Cette opération magique nous conduisit au plus beau lieu que l'imagination puisse se figurer. Une nymphe, avertie sans doute par le signal, vint nous recevoir.
Teint frais, œil vif, bouche vermeille,
Ça bouquet de fleurs sur le sein,
Chapeau de paille sur l'oreille,
Et tambour de basque à la main.
«Venez, dit-elle, cet asile
Que vous n'habiterez jamais,
N'eut dans son enceinte tranquille
Qu'un seul couple d'amants parfaits.
Toujours heureux, toujours fidèles,
Laure et Pétrarque dans ces lieux,
Dans leurs caresses mutuelles
Ont fait cent fois envie aux dieux
Mais déjà votre âme est émue
De l'image de leurs plaisirs.
L'Amour exauça leurs désirs
Partout où s'étend votre vue:
Tantôt au pied de ce coteau,
Près de ces ondes qui jaillissent;
Souvent sous cet épais berceau
Que ces orangers embellissent;
Ici quand le flambeau du jour
De ses feux brûlait la verdure;
Plus loin quand la nuit à son tour
Venait rafraîchir la nature.
Lisez en caractère d'or,
Sur ces portiques, sur ces marbres,
Ces vers plus expressifs encor
Que ceux qu'Angélique et Médor
Gravaient ensemble sur les arbres.
—Eh quoi! dîmes-nous avec surprise, sont-ce là ces chastes amours dont le poète italien nous berce dans ses sonnets et dans ses chansons?
Et que deviendra la morale
Que dans son triomphe pieux
Sa muse en vers religieux
Avec emphase nous étale?
—Elle est toujours bonne pour la théorie, répliqua notre conductrice.
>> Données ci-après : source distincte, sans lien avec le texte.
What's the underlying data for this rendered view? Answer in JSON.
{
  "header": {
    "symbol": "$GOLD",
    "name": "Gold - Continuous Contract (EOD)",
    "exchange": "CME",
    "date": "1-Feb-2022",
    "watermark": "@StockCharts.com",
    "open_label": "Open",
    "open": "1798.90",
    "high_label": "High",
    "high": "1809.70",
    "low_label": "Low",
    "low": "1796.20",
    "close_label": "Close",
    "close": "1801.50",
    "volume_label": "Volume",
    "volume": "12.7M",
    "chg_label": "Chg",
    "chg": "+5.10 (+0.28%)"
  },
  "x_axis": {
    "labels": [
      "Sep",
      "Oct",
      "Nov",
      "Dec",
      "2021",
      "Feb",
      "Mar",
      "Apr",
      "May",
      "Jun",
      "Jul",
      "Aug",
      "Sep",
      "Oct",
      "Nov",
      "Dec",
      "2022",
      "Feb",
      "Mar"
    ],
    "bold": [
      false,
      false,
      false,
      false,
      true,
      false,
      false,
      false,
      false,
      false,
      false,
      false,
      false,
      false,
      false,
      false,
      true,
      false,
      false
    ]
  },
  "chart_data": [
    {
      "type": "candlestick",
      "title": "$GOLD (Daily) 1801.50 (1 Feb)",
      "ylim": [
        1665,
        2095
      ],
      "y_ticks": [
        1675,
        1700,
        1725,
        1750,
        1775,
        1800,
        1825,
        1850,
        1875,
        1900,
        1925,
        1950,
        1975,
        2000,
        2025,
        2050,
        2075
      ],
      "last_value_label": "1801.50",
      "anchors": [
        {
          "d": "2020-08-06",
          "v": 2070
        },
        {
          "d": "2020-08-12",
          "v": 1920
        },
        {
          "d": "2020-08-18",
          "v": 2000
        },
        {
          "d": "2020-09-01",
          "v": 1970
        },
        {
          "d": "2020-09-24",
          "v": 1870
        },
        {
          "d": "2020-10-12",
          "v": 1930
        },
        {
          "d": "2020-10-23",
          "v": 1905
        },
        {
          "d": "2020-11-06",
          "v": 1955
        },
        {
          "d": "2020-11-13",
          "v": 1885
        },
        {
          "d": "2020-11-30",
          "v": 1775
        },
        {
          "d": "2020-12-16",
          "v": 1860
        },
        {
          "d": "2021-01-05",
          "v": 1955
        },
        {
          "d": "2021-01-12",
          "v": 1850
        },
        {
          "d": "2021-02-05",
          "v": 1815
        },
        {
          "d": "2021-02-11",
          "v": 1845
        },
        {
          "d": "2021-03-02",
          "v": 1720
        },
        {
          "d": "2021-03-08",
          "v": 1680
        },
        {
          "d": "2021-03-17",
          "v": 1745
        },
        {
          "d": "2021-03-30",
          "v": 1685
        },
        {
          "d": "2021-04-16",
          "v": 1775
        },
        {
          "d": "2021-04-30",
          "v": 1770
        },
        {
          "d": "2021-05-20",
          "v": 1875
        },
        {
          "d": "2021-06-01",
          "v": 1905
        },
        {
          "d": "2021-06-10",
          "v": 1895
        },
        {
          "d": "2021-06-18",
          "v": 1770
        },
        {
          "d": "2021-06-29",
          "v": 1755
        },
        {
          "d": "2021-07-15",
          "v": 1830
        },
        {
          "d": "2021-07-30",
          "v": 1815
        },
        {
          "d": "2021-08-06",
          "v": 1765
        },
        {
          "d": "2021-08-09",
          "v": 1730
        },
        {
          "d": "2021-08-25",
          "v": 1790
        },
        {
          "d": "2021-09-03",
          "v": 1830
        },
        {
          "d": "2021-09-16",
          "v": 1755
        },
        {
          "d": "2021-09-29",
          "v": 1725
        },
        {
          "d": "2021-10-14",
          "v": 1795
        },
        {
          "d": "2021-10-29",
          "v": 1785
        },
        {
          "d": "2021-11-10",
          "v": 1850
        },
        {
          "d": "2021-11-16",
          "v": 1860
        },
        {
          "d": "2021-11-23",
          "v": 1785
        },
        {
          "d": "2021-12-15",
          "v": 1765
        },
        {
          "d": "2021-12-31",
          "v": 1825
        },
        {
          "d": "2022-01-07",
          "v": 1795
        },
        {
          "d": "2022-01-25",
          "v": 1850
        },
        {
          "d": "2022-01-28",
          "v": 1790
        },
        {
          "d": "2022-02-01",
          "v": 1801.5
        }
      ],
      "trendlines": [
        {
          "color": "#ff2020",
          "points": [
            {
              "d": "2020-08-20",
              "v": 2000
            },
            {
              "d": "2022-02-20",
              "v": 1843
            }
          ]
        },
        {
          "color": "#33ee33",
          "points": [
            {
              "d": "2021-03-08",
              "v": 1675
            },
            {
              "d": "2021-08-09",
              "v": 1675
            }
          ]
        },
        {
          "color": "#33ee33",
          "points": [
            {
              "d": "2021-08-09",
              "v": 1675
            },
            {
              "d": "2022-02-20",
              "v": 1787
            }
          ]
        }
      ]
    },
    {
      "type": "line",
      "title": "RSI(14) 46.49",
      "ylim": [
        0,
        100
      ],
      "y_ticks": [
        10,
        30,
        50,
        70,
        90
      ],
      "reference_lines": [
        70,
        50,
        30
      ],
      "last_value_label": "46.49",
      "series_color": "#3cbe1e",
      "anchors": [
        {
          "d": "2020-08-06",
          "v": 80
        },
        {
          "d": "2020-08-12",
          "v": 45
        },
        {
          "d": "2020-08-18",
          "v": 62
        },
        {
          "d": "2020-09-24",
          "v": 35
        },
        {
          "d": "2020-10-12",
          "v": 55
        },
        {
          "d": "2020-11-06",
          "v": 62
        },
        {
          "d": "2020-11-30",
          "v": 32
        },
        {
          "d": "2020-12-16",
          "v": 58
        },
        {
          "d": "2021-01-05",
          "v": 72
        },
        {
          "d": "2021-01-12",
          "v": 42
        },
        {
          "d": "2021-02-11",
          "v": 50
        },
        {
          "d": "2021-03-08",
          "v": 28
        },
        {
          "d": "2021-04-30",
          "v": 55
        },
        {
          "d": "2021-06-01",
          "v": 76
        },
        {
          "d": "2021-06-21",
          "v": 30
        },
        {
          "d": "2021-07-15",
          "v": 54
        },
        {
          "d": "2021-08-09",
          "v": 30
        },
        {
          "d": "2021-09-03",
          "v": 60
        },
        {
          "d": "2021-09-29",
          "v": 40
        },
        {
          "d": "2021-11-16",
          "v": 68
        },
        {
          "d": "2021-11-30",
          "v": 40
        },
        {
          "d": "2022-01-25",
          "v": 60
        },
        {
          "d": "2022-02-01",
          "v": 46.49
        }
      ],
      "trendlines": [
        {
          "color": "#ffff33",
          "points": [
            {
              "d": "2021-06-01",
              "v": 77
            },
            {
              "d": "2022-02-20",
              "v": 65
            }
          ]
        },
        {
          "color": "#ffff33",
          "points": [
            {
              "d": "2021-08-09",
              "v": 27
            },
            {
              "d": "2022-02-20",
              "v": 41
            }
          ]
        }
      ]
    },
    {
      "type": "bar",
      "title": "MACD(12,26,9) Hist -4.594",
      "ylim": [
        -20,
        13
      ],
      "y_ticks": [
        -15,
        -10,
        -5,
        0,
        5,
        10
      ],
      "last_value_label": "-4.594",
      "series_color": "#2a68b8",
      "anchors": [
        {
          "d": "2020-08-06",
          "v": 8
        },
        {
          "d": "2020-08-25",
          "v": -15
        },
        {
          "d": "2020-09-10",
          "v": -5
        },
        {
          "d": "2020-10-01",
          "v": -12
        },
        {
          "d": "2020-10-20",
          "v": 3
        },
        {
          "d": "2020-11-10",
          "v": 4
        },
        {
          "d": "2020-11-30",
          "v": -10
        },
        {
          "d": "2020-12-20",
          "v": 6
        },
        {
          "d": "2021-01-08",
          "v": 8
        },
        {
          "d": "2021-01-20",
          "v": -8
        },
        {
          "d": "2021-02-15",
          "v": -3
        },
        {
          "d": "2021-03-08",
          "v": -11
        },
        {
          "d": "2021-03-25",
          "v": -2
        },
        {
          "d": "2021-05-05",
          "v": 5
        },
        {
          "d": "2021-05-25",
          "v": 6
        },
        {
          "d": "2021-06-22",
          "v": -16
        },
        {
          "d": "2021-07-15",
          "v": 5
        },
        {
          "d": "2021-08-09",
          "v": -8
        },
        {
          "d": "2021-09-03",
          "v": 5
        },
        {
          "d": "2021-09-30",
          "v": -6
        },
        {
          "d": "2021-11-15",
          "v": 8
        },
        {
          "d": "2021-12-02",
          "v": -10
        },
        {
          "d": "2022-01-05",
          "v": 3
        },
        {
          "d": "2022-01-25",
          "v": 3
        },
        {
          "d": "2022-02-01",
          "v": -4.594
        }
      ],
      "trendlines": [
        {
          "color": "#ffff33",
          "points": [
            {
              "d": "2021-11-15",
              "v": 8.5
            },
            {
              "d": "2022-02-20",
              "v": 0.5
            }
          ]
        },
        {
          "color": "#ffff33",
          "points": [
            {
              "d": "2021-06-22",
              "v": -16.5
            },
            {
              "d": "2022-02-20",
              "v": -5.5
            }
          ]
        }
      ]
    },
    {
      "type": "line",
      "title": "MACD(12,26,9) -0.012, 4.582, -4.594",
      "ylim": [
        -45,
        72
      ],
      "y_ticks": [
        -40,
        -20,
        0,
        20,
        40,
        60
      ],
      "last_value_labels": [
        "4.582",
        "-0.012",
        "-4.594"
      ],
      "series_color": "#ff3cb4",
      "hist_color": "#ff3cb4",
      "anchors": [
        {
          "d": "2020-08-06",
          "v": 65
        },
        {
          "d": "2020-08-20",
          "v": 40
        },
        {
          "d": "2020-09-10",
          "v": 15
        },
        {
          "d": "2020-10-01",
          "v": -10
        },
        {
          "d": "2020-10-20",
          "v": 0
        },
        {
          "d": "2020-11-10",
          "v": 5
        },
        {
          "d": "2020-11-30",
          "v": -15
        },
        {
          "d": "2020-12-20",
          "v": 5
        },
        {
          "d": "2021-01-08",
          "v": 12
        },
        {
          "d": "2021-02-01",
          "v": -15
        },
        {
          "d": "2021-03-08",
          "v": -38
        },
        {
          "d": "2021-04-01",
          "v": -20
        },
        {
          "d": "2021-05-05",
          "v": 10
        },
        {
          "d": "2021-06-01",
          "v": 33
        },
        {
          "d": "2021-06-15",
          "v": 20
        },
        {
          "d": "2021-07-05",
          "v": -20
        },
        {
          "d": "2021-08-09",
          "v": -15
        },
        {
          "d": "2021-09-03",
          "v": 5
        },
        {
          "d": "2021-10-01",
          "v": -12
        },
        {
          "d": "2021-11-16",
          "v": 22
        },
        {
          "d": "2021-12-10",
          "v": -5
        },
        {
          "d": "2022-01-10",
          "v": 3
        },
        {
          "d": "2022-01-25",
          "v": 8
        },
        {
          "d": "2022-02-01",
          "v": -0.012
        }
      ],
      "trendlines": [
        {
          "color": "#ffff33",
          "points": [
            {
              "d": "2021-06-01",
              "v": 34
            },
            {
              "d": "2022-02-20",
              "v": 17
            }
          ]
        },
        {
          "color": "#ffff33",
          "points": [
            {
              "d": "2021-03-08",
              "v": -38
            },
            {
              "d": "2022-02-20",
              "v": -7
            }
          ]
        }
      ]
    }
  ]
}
D'ailleurs, il y a plus de quatre cents ans que Pétrarque et Laure s'aimaient.
C'était alors la mode de se taire.
Un indiscret n'aurait point été cru;
Et dans ce siècle le mystère
Passait hautement pour vertu.
On évitait les mouvements extrêmes.
Les vains discours, les éclats imprudents.
Pour amis et pour confidents
Deux jeunes cœurs n'avaient qu'eux-mêmes.
Pétrarque enfin savait jouir tout bas,
Favorisé sans le faire connaître;
Et d'autant plus heureux de l'être,
Qu'on croyait qu'il ne l'était pas.
Faites votre profit de cela, continua-t-elle, s'il en est encore temps. Adieu. Pour des mortels, vous avez eu une assez longue audience d'une nymphe. Retournez joindre vos camarades, et ne dites au moins que ce que vous avez vu. À ces mots, nous fûmes enveloppés d'un nuage qui nous porta en un clin d'œil à Vaucluse.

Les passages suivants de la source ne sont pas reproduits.